Un trait unique, une rare puissance d’évocation dans le dessin : nul besoin de mots, à chaque nouvelle publication, Manu Larcenet s’impose encore d’avantage comme un maître ès bande dessinée.
Après le triomphe « Blast », explosif et sombre récit en 4 tomes sur un écrivain obèse marginalisé, Larcenet s’attaque à sa première adaptation avec « Le Rapport De Brodeck », dont la partie 1 vient tout juste de paraître (l’histoire sera complète en deux BD). Un dessin en noir et blanc profond, des pages entières ou le dialogue semble accessoire, il est ici question avec force de l’aridité des climats, de la rudesse des hommes, de leurs gueules frappées par la dureté de la vie, mais aussi plus simplement de la beauté de la nature et des animaux, dans une infinité de nuances restituées en quelques traits sombres et inspirés.

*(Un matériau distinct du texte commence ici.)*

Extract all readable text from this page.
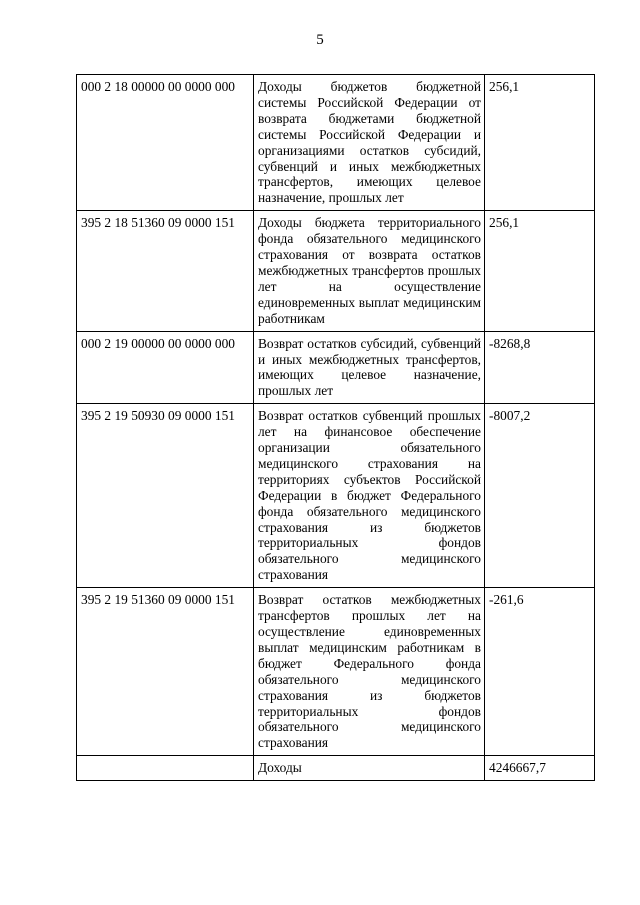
5
000 2 18 00000 00 0000 000	Доходы бюджетов бюджетной системы Российской Федерации от возврата бюджетами бюджетной системы Российской Федерации и организациями остатков субсидий, субвенций и иных межбюджетных трансфертов, имеющих целевое назначение, прошлых лет	256,1
395 2 18 51360 09 0000 151	Доходы бюджета территориального фонда обязательного медицинского страхования от возврата остатков межбюджетных трансфертов прошлых лет на осуществление единовременных выплат медицинским работникам	256,1
000 2 19 00000 00 0000 000	Возврат остатков субсидий, субвенций и иных межбюджетных трансфертов, имеющих целевое назначение, прошлых лет	-8268,8
395 2 19 50930 09 0000 151	Возврат остатков субвенций прошлых лет на финансовое обеспечение организации обязательного медицинского страхования на территориях субъектов Российской Федерации в бюджет Федерального фонда обязательного медицинского страхования из бюджетов территориальных фондов обязательного медицинского страхования	-8007,2
395 2 19 51360 09 0000 151	Возврат остатков межбюджетных трансфертов прошлых лет на осуществление единовременных выплат медицинским работникам в бюджет Федерального фонда обязательного медицинского страхования из бюджетов территориальных фондов обязательного медицинского страхования	-261,6
	Доходы	4246667,7
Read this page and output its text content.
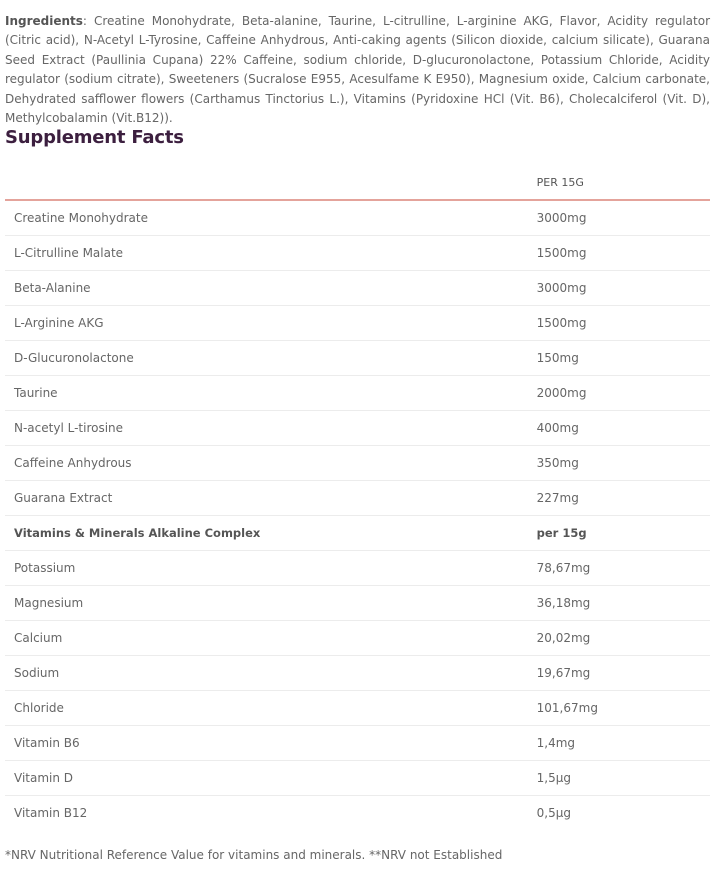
Ingredients: Creatine Monohydrate, Beta-alanine, Taurine, L-citrulline, L-arginine AKG, Flavor, Acidity regulator (Citric acid), N-Acetyl L-Tyrosine, Caﬀeine Anhydrous, Anti-caking agents (Silicon dioxide, calcium silicate), Guarana Seed Extract (Paullinia Cupana) 22% Caﬀeine, sodium chloride, D-glucuronolactone, Potassium Chloride, Acidity regulator (sodium citrate), Sweeteners (Sucralose E955, Acesulfame K E950), Magnesium oxide, Calcium carbonate, Dehydrated saﬄower ﬂowers (Carthamus Tinctorius L.), Vitamins (Pyridoxine HCl (Vit. B6), Cholecalciferol (Vit. D), Methylcobalamin (Vit.B12)).

Supplement Facts
	PER 15G
Creatine Monohydrate	3000mg
L-Citrulline Malate	1500mg
Beta-Alanine	3000mg
L-Arginine AKG	1500mg
D-Glucuronolactone	150mg
Taurine	2000mg
N-acetyl L-tirosine	400mg
Caffeine Anhydrous	350mg
Guarana Extract	227mg
Vitamins & Minerals Alkaline Complex	per 15g
Potassium	78,67mg
Magnesium	36,18mg
Calcium	20,02mg
Sodium	19,67mg
Chloride	101,67mg
Vitamin B6	1,4mg
Vitamin D	1,5µg
Vitamin B12	0,5µg
*NRV Nutritional Reference Value for vitamins and minerals. **NRV not Established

De la noirceur, car il est ici question du retour après guerre de Brodeck, ex-déporté, dans le village qui l’a dénoncé. Nous sommes dans les montagnes, tout près de la frontière Allemande, à la fin des années 40. Brodeck va écrire sur la mort d’un étranger, « der Anderer » (« l’Autre »), qui a été assassiné par les habitants du bourg… Voilà pour le décor. Noir, donc. Évidemment, ce récit à la première personne va évoquer plus largement « ce fatras, ce chaos » qu’est la vie de Brodeck.
Cette histoire, Philippe Claudel l’avait racontée dans un roman, publié en 2007 et récompensé du Goncourt des Lycéens. Le moins que l’on puisse dire, c’est que Larcenet a brillamment réussi cette adaptation, en mettant le génie de son trait au service d’un roman graphique hautement utile, dont le tome 2 est déjà très attendu.